El Aeropuerto José Joaquín de Olmedo es un ejemplo de cómo se puede mejorar un servicio público en poco tiempo sin aumentar el gasto público o la intervención estatal. No obstante, vivimos en un país donde el éxito se observa con sospecha en lugar de ser aplaudido y estudiado para que otros lo consigan también.
Durante más de 40 años la Dirección General de Aviación Civil (DAC) estuvo a cargo de nuestro aeropuerto y el resultado era una “pocilga” como puerta de entrada. ¿Qué se hizo con la plata que había recaudado de los usuarios? ¿Por qué este gobierno, que dice combatir la corrupción, no cuestiona ese despilfarro durante esa larga noche centralista? Cabe recalcar que aunque la DAC ha dejado de percibir ciertos rubros que ahora recibe la concesionaria para cubrir costos de operación y ahorrar las utilidades obtenidas, la DAC sigue recibiendo $5 por pasajero internacional, sin ahora tener los gastos de operación de los dos aeropuertos más importantes del país.
Hoy, cobrando las mismas tasas el aeropuerto de Guayaquil no solo ha pasado a ser el mejor aeropuerto del Ecuador, sino que es uno de los más modernos de Latinoamérica compitiendo con otros aeropuertos internacionales tales como el Jorge Chávez de Lima y El Dorado de Bogotá. El gobierno local no solo piensa en el presente sino en el futuro de la ciudad, y por eso las utilidades generadas por el aeropuerto están siendo capitalizadas para la construcción del nuevo aeropuerto internacional en Daular.
Para que nuestro aeropuerto de ese giro de 180 grados se dieron dos elementos claves: descentralización y participación del sector privado. Los usuarios del aeropuerto de Guayaquil y la concesionaria —TAGSA, no el “pueblo ecuatoriano” como dice el Presidente, financiaron la construcción del nuevo aeropuerto de Guayaquil con una inversión de alrededor de $90 millones. El gobierno central solamente donó el terreno sobre el cual se construyó prácticamente desde cero el nuevo aeropuerto. El gobierno dice que es inaceptable que el Estado nada reciba de las utilidades generadas por el aeropuerto y reclama el 50% de las utilidades.
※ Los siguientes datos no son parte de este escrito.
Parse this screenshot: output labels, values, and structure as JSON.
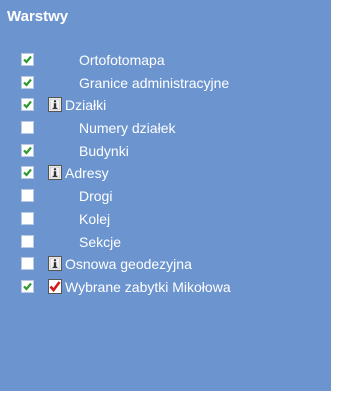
{
  "panel": {
    "title": "Warstwy",
    "background": "#6c95cf",
    "check_color": "#2e9a2e"
  },
  "layers": [
    {
      "label": "Ortofotomapa",
      "checked": true,
      "icon": ""
    },
    {
      "label": "Granice administracyjne",
      "checked": true,
      "icon": ""
    },
    {
      "label": "Działki",
      "checked": true,
      "icon": "info-icon"
    },
    {
      "label": "Numery działek",
      "checked": false,
      "icon": ""
    },
    {
      "label": "Budynki",
      "checked": true,
      "icon": ""
    },
    {
      "label": "Adresy",
      "checked": true,
      "icon": "info-icon"
    },
    {
      "label": "Drogi",
      "checked": false,
      "icon": ""
    },
    {
      "label": "Kolej",
      "checked": false,
      "icon": ""
    },
    {
      "label": "Sekcje",
      "checked": false,
      "icon": ""
    },
    {
      "label": "Osnowa geodezyjna",
      "checked": false,
      "icon": "info-icon"
    },
    {
      "label": "Wybrane zabytki Mikołowa",
      "checked": true,
      "icon": "red-check-icon"
    }
  ]
}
Comparado al derroche de gasto del gobierno en otras áreas, por ejemplo, los más de $2.300 millones al año que el gobierno derrocha en subsidios al gas y a los combustibles, ese monto es insignificante. Es el crecimiento económico y no el crecimiento de las recaudaciones del Estado lo que debería guiar la política fiscal.
La generación de utilidades no es algo malo, es algo necesario para acumular riqueza y poder invertir en el aeropuerto más grande y moderno que nuestra ciudad va a necesitar en el futuro. Pero ya sabemos que este gobierno es consumidor, no creador de capital. En lugar de contraponer los intereses de Latacunga y otras ciudades contra los de Guayaquil, un gobierno que busca la unidad nacional debiera aplaudir lo que funciona, como el aeropuerto de Guayaquil y alentar a otras ciudades a que imiten el esfuerzo realizado aquí. Podría comenzar por donarles el terreno de sus aeropuertos y darles competencia por sobre la administración de estos, que es lo único que Guayaquil recibió del gobierno central.
Nuestro presidente y otros odiadores de Guayaquil aparentemente padecen el complejo de Fourier, es decir, aquel odio que ciega tanto que puede llevar a hacerse daño a uno mismo con tal de ver al otro que estaba progresando sufrir. Lamentablemente, ese complejo no se cura con la razón y es destructivo para quien lo padece y los gobernados.
Autor: Gabriela Calderon
Este artículo fue publicado originalmente en El Universo (Ecuador) el 6 de noviembre de 2007.